When tasked with using unfamiliar technology, there is a danger that workers will simply resort to using systems that they are well versed in. Younger employees in particular are used to the immediacy and ease-of-use of smartphones and tablets, which means that more and more people are choosing to use their own devices in the workplace. In fact, 41% of those surveyed said they preferred this option because it was easier.

While workers may prefer using their personal devices, if this is not explicitly sanctioned and planned for by employers, the benefits – if any – are short-term. Navigating a plethora of different devices can waste valuable time, especially as colleagues attempt to collaborate across software and platforms that were never designed to complement one another.

This can create a disconnect between individuals, which may alter the dynamics of the wider environment. Not to mention the security risks associated with downloading sensitive workplace data to unencrypted personal devices.

The research found that a quarter of respondents (24%) admitted to storing work information in the public cloud even though they are not permitted to do so. Just under a quarter (23%) of workers use public file sharing services for work information even though they’re not allowed to, and 31% take work home to complete despite being told otherwise.

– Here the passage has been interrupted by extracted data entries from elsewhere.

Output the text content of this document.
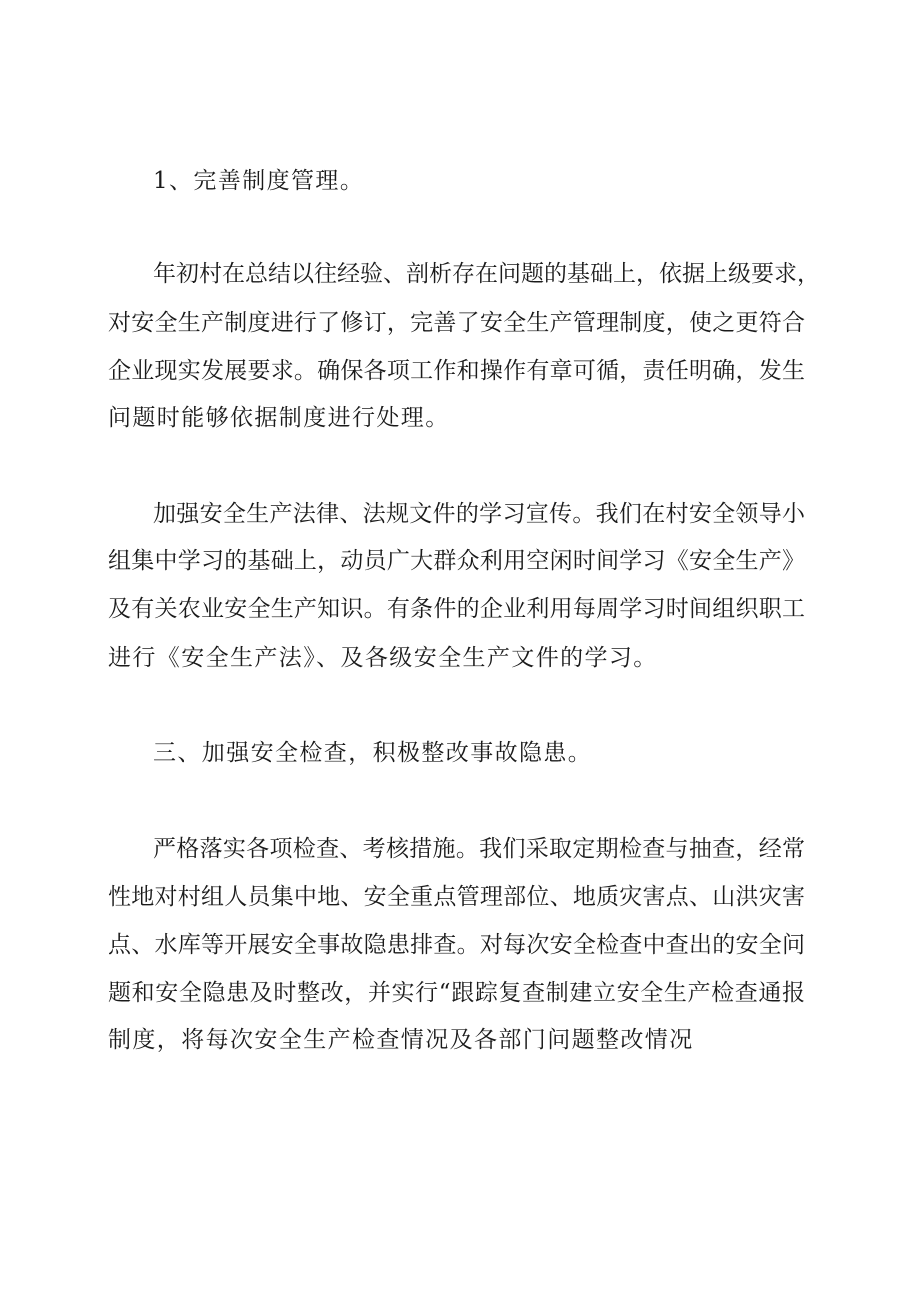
1、完善制度管理。

年初村在总结以往经验、剖析存在问题的基础上，依据上级要求，

对安全生产制度进行了修订，完善了安全生产管理制度，使之更符合

企业现实发展要求。确保各项工作和操作有章可循，责任明确，发生

问题时能够依据制度进行处理。

加强安全生产法律、法规文件的学习宣传。我们在村安全领导小

组集中学习的基础上，动员广大群众利用空闲时间学习《安全生产》

及有关农业安全生产知识。有条件的企业利用每周学习时间组织职工

进行《安全生产法》、及各级安全生产文件的学习。

三、加强安全检查，积极整改事故隐患。

严格落实各项检查、考核措施。我们采取定期检查与抽查，经常

性地对村组人员集中地、安全重点管理部位、地质灾害点、山洪灾害

点、水库等开展安全事故隐患排查。对每次安全检查中查出的安全问

题和安全隐患及时整改，并实行“跟踪复查制建立安全生产检查通报

制度，将每次安全生产检查情况及各部门问题整改情况
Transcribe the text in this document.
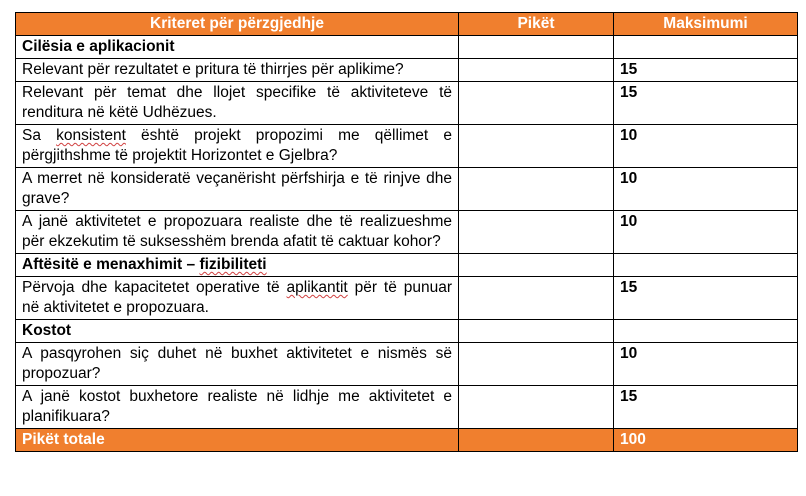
Kriteret për përzgjedhje	Pikët	Maksimumi
Cilësia e aplikacionit		
Relevant për rezultatet e pritura të thirrjes për aplikime?		15
Relevant për temat dhe llojet specifike të aktiviteteve të renditura në këtë Udhëzues.		15
Sa konsistent është projekt propozimi me qëllimet e përgjithshme të projektit Horizontet e Gjelbra?		10
A merret në konsideratë veçanërisht përfshirja e të rinjve dhe grave?		10
A janë aktivitetet e propozuara realiste dhe të realizueshme për ekzekutim të suksesshëm brenda afatit të caktuar kohor?		10
Aftësitë e menaxhimit – fizibiliteti		
Përvoja dhe kapacitetet operative të aplikantit për të punuar në aktivitetet e propozuara.		15
Kostot		
A pasqyrohen siç duhet në buxhet aktivitetet e nismës së propozuar?		10
A janë kostot buxhetore realiste në lidhje me aktivitetet e planifikuara?		15
Pikët totale		100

When individuals flout office procedures and rules in this way, the overall efficiency of the wider team suffers. Of even more concern, however, is the fact that employees may be inadvertently violating several data protection laws. With the new GDPR regulations looming on the horizon, this should be a bigger concern now than ever before.

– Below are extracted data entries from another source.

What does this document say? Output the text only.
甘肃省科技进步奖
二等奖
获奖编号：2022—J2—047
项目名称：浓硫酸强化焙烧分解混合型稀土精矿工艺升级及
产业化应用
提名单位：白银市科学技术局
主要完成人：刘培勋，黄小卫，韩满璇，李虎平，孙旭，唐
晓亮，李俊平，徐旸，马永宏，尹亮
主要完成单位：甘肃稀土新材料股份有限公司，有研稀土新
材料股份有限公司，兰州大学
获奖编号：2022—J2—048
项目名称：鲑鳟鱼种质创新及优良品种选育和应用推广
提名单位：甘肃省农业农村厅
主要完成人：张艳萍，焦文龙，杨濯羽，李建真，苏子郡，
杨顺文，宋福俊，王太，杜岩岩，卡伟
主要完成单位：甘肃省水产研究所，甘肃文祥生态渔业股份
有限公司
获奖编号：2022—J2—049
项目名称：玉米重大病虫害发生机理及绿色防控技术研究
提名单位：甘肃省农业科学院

The buck does not stop purely with digital information either. Just under two-thirds of workers (59%) reported that colleagues leave printed pages in the printer tray, heightening the chances of documents being seen by the wrong pair of eyes.

Behaviour that places company data security at risk is even more worrying when 1 in 12 people (8%) admit to having access to confidential information that they shouldn’t have. All of this begs the question, do businesses really understand which solutions do or do not work for their employees? Far from being a one size fits all solution, should businesses take a more bespoke approach, implementing solutions with specific users in mind?

Professor Dr. Sascha Stowasser believes that people’s expectations surrounding technology are changing: “People no longer use a device if the basic principles of usability are not fulfilled. For a device to be usable it needs to be easy to learn, intuitive, have a low error rate and it needs to satisfy a need.”

“Conversely, if a device is difficult to use, unintuitive, error-prone or doesn’t satisfy a need, then people will not use it. This leads to demotivation and less productivity. Therefore, companies need to think about these principles with every new IT purchase they make. If technology is not used extensively and in a manner that is meaningful, then it obviously requires a change.”

Stuart Sykes agrees that companies need to do more to ensure they are taking user needs into account: “At Sharp we not only look at how devices can help with the needs of businesses, but also how our devices can become more intuitive and open to a wider range of users. New technologies should support the people who use them on a day-to-day basis, not prevent them from working productively.”